For many years, the movement had the Viaduto de Madureira as the main reference of charm in Rio de Janeiro, but, with the change in repertoire, which began to play other musical genres in addition to R&B, Baile Black Bom, created in 2013 at Pedra do Sal, in the Saúde neighborhood, took on this role. Despite no longer representing charm in the same way as in the past, the DJ highlights that the Madureira Viaduct should not be forgotten, because it was important for the cultural manifestation. “Today, Black Bom is a reference, in five years, it will be another, because it is a constant evolution”.

Black music in Brazil

“When I think about music in Brazil, I think that all music acquired in the country has dark marks”, says Denise Barata, professor at the Department of Education at the State University of Rio de Janeiro (Uerj).

She argues that music in the country is built on a black experience, resulting from the African diaspora that caused the displacement of more than 12.5 million Africans to the Americas and Europe between the 16th and 19th centuries, as discussed in article “Music in the African Diaspora of Latin America”. Thus, musical genres born in the black community are forms of sociability and dissemination of black memory.

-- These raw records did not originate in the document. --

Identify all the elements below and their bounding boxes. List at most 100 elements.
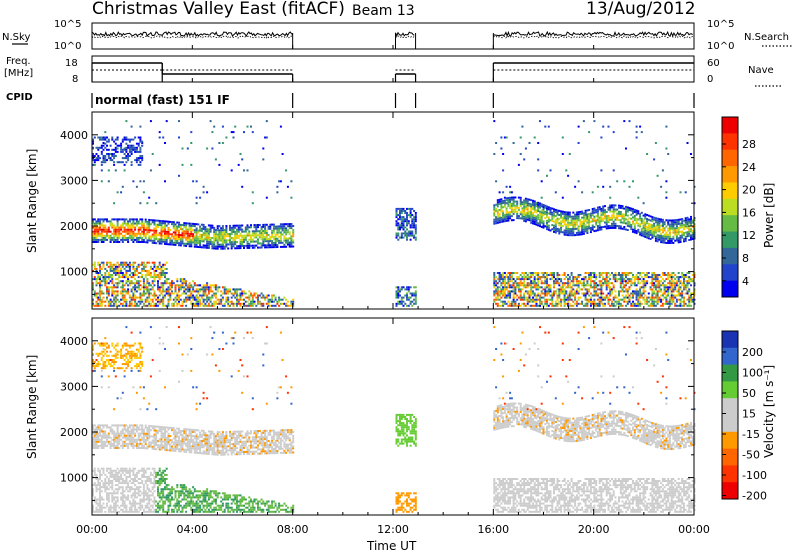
power-cell: [565, 302, 568, 305]
power-cell: [649, 238, 652, 240]
power-cell: [123, 234, 126, 237]
power-cell: [248, 294, 251, 297]
power-cell: [102, 234, 105, 237]
power-cell: [640, 276, 643, 279]
power-cell: [414, 212, 417, 214]
power-cell: [246, 244, 249, 247]
power-cell: [290, 241, 293, 244]
power-cell: [406, 234, 408, 237]
power-cell: [607, 298, 610, 301]
power-cell: [116, 218, 119, 221]
power-cell: [605, 274, 608, 276]
power-cell: [135, 185, 138, 188]
power-cell: [633, 208, 636, 211]
power-cell: [160, 236, 163, 239]
power-cell: [267, 246, 270, 249]
power-cell: [626, 218, 629, 221]
power-cell: [567, 223, 570, 226]
power-cell: [577, 211, 580, 214]
power-cell: [528, 296, 531, 299]
power-cell: [507, 197, 510, 199]
power-cell: [127, 304, 130, 307]
power-cell: [688, 272, 691, 274]
power-cell: [507, 300, 510, 303]
power-cell: [554, 290, 557, 293]
power-cell: [130, 238, 133, 241]
power-cell: [621, 227, 624, 230]
power-cell: [399, 294, 401, 297]
power-cell: [128, 300, 131, 303]
power-cell: [642, 214, 645, 217]
power-cell: [232, 228, 235, 231]
power-cell: [625, 228, 627, 231]
power-cell: [141, 269, 144, 272]
power-cell: [684, 225, 687, 228]
power-cell: [104, 230, 107, 233]
power-cell: [121, 272, 124, 274]
power-cell: [167, 237, 170, 240]
power-cell: [670, 286, 673, 289]
power-cell: [251, 131, 254, 134]
power-cell: [130, 280, 133, 283]
power-cell: [253, 246, 256, 249]
power-cell: [647, 231, 650, 234]
power-colorbar-tick-label: 12: [742, 229, 756, 242]
power-cell: [114, 298, 117, 301]
power-cell: [141, 261, 144, 264]
power-cell: [639, 292, 642, 295]
power-cell: [271, 229, 274, 232]
power-cell: [128, 148, 131, 151]
power-cell: [234, 237, 237, 239]
power-cell: [516, 298, 519, 301]
power-cell: [684, 231, 687, 234]
power-cell: [267, 300, 270, 303]
power-cell: [95, 157, 98, 160]
power-cell: [681, 300, 684, 303]
power-cell: [679, 236, 682, 239]
power-cell: [568, 211, 571, 214]
power-cell: [204, 290, 207, 293]
power-cell: [258, 242, 261, 245]
power-cell: [162, 302, 165, 305]
power-cell: [206, 288, 209, 291]
power-cell: [279, 225, 282, 228]
power-cell: [684, 223, 687, 226]
power-cell: [589, 302, 592, 305]
power-cell: [672, 272, 675, 274]
power-cell: [556, 213, 559, 216]
power-cell: [642, 278, 645, 281]
power-cell: [588, 209, 591, 211]
power-cell: [544, 213, 547, 215]
power-cell: [200, 238, 203, 241]
power-cell: [407, 214, 410, 217]
power-cell: [560, 230, 563, 233]
power-cell: [507, 304, 510, 307]
power-cell: [690, 220, 692, 222]
noise-search-trace: [91, 35, 294, 39]
power-cell: [651, 230, 654, 233]
power-cell: [214, 286, 217, 289]
power-cell: [246, 246, 249, 249]
power-cell: [139, 241, 142, 243]
power-cell: [241, 224, 244, 227]
power-cell: [239, 298, 242, 301]
power-cell: [106, 292, 108, 295]
power-cell: [533, 278, 536, 281]
power-cell: [509, 294, 512, 297]
power-cell: [179, 223, 182, 226]
power-cell: [132, 230, 135, 233]
power-cell: [204, 246, 207, 249]
velocity-cell: [92, 436, 94, 439]
noise-panel: N.Sky 10^5 10^0 10^5 10^0 N.Search: [2, 19, 792, 52]
power-cell: [628, 209, 631, 211]
power-cell: [285, 229, 288, 232]
power-cell: [395, 212, 398, 214]
power-cell: [120, 302, 123, 305]
power-cell: [623, 284, 626, 287]
power-cell: [139, 155, 142, 157]
power-cell: [172, 302, 175, 305]
power-cell: [141, 274, 144, 276]
power-cell: [132, 148, 135, 151]
power-cell: [563, 219, 566, 222]
power-cell: [397, 286, 400, 289]
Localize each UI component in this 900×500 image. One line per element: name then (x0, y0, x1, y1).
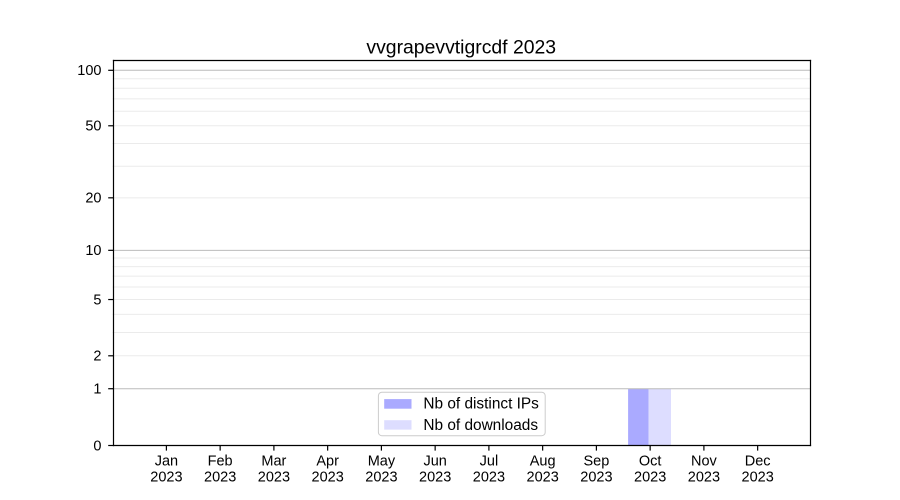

“When we talk about black Brazilian music, we are talking about a form of sociability that emanates memory in the voice. When I listen to Dona Ivone Lara or Jovelina Pérola Negra, the memory of the diaspora is present, and it’s not just because of the color of the skin”, says the researcher.

“That memory is still present today. It does not disappear and can be found in samba, funk and young people who revive black music. When we talk about black memory, we are talking about a culture that is very important and that does not disappear despite all racism, all unfair pressure from the radio industry and the idea of ​​racial democracy. Black memory is present to this day, precisely because of the power that it is.”

For Peixoto, the black music in Brazil it can be seen as a continuation and evolution of the musical culture that already existed in the country, bringing new sound elements and addressing subjects that enriched Brazilian music. Furthermore, the movement strengthened the identity and visibility of the black community, despite resistance to foreign rhythms when they began to be broadcast on radio stations, which were popular at the time.

“Today they have a good relationship, but, at that time, black music was a reason for discord and revolt in Brazilian society, placing samba as something truly legitimate and authentic in our cultural expression. So, yes, black music suffered a lot of prejudice during that period, but it undeniably brought great influence”, he points out. “Today, we can observe an incredible legacy, through genres such as samba-funk, samba-rock and Rio funk itself.”

Given the 50 years of black music in Brazil, Dom Filó highlights this period as a moment of transformation, in which the black community made progress in the racial struggle, although they were not enough to deal with prejudice and discrimination in the country. “I had the honor and blessing of experiencing this transformation”, he celebrates.

“Today, I come across several generations and several people, including my generation, who were influenced by all this and bring this to the new generation. Today, we have answers. In my time, I had no references. The references were all negative. At school, in school books, in artistic representations, they were all negative. My generation experienced this transformation and my biggest hope is that the kids who are coming are aware that this process didn’t start now, it started way back.”